D’abord, il faut vous engager ! Cela implique que vous adhériez à un parti politique. De gauche, bien entendu, le PS de préférence, mais nous ne sommes pas sectaires…
Si vous n’êtes pas au chômage et travaillez pour un patron ou pour l'État, il vous faut vous inscrire à un syndicat, la CFDT de préférence, mais nous ne sommes pas sectaires…
Il vous faudra aussi rejoindre un de ces groupes d’étude et de réflexion où se définit le politiquement correct, "Thinka Nova" par exemple, mais nous ne sommes pas sectaires…
Vous devrez, c'est important, régulièrement, lire la bonne presse, Libération par exemple, mais nous ne sommes pas sectaires…

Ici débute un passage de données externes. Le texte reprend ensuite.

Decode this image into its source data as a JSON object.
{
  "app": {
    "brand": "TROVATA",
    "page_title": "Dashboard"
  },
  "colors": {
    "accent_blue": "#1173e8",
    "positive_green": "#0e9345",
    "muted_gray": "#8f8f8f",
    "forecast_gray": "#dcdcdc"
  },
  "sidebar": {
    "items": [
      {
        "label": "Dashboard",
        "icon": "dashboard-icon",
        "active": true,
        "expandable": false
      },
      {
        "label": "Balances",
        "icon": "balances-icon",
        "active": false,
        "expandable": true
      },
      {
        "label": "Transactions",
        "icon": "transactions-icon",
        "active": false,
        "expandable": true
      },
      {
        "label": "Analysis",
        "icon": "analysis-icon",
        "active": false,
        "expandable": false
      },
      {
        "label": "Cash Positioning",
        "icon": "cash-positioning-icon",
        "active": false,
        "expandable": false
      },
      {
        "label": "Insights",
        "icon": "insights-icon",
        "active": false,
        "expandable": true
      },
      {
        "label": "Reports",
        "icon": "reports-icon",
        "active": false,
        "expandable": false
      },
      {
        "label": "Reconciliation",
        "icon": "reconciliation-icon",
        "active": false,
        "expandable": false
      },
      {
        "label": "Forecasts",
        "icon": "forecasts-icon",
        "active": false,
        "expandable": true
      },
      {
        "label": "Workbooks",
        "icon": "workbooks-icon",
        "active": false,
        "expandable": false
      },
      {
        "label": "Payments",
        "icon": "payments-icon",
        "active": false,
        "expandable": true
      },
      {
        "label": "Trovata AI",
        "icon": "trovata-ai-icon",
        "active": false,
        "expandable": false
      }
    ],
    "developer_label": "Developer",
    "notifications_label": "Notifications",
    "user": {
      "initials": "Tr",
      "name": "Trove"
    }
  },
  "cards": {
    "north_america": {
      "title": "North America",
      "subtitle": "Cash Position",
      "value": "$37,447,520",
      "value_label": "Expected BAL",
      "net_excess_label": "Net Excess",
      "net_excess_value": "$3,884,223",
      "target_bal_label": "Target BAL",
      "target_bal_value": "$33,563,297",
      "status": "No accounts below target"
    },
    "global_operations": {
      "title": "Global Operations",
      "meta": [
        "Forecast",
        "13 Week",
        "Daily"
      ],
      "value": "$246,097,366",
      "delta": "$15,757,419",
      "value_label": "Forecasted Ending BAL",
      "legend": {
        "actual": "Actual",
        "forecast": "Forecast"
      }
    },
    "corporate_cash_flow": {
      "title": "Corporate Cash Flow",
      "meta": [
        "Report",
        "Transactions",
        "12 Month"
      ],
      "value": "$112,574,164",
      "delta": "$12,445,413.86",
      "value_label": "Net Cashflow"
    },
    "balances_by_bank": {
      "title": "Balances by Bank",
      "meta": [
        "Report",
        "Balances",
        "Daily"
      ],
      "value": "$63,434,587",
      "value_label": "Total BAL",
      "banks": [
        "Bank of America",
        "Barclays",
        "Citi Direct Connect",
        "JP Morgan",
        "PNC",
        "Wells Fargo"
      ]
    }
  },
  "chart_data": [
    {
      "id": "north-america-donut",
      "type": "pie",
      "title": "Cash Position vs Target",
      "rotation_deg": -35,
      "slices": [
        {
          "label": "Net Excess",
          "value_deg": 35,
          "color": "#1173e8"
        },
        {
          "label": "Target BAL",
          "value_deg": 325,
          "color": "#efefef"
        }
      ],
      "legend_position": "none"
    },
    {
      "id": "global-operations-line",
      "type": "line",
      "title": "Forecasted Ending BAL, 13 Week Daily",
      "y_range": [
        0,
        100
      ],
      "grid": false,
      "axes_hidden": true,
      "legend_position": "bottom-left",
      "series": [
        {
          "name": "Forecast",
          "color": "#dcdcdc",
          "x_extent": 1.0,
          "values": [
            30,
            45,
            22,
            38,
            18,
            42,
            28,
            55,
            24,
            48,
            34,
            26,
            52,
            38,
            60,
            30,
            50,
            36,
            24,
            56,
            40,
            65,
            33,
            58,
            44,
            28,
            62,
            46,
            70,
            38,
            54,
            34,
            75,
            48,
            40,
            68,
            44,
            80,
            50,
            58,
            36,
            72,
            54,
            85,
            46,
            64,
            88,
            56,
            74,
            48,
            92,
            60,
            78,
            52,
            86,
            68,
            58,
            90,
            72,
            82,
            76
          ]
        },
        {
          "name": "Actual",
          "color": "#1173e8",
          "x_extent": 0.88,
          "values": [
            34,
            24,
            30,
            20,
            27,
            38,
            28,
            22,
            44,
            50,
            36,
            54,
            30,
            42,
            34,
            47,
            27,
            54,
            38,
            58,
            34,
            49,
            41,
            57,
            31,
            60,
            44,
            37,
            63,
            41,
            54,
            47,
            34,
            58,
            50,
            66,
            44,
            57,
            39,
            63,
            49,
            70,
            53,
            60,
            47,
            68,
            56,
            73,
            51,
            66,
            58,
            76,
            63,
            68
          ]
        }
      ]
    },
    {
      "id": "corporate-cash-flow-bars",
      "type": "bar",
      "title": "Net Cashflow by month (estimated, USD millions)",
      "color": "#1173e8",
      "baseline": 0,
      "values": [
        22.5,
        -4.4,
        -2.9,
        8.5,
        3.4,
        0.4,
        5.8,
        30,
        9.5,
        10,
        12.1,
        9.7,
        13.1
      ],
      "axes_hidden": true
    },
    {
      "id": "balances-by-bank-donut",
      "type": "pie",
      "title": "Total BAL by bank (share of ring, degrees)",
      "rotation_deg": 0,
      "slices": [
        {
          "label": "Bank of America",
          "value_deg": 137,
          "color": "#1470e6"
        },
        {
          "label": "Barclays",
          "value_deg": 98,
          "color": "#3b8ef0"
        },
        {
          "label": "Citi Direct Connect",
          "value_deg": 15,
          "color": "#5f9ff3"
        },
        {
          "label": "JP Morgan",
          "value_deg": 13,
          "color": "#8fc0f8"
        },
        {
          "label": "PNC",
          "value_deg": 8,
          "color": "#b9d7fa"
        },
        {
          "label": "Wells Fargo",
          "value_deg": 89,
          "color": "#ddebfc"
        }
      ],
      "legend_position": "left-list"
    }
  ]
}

Vous veillerez, enfin, à vous soumettre à quelques figures imposées, telles que manifester pour une bonne cause ou signer des pétitions en faveur de quelques grandes idées ou contre des mauvaises, que nous vous indiquerons.
Tout cela dans le but de vous former à devenir bien-pensant. Nous vous remettrons, d’ailleurs, un petit livre, une sorte de dictionnaire des mots que l’on peut dire et de ceux qui sont interdits. Et qui explique comment régir à chaque situation.
Voilà ! Si vous suivez ces conseils, vous serez du bon côté, du côté des indignés, de ceux qui ont naturellement raison. S’il vous arrive d’être en difficulté sur un sujet, de manquer d’arguments face à un contradicteur malveillant, il vous suffira de rejeter la faute sur les autres, les mal-pesants. Nous vous soutiendrons, nous sommes très organisés.
Quant à votre responsabilité personnelle dans tous les crimes commis par la France, ne vous inquiétez pas trop. Bientôt tout le monde aura oublié puisque l’on va cesser  d’enseigner l’Histoire à l’école.
    J’ai pensé, cher Alain-Gustave, que mon histoire personnelle pourrait vous faire réfléchir et vous conduire, vous aussi, à mieux penser. C’est tout le mal que je vous souhaite. »
    C'est également ce que je vous souhaite, Monsieur  Zemmour.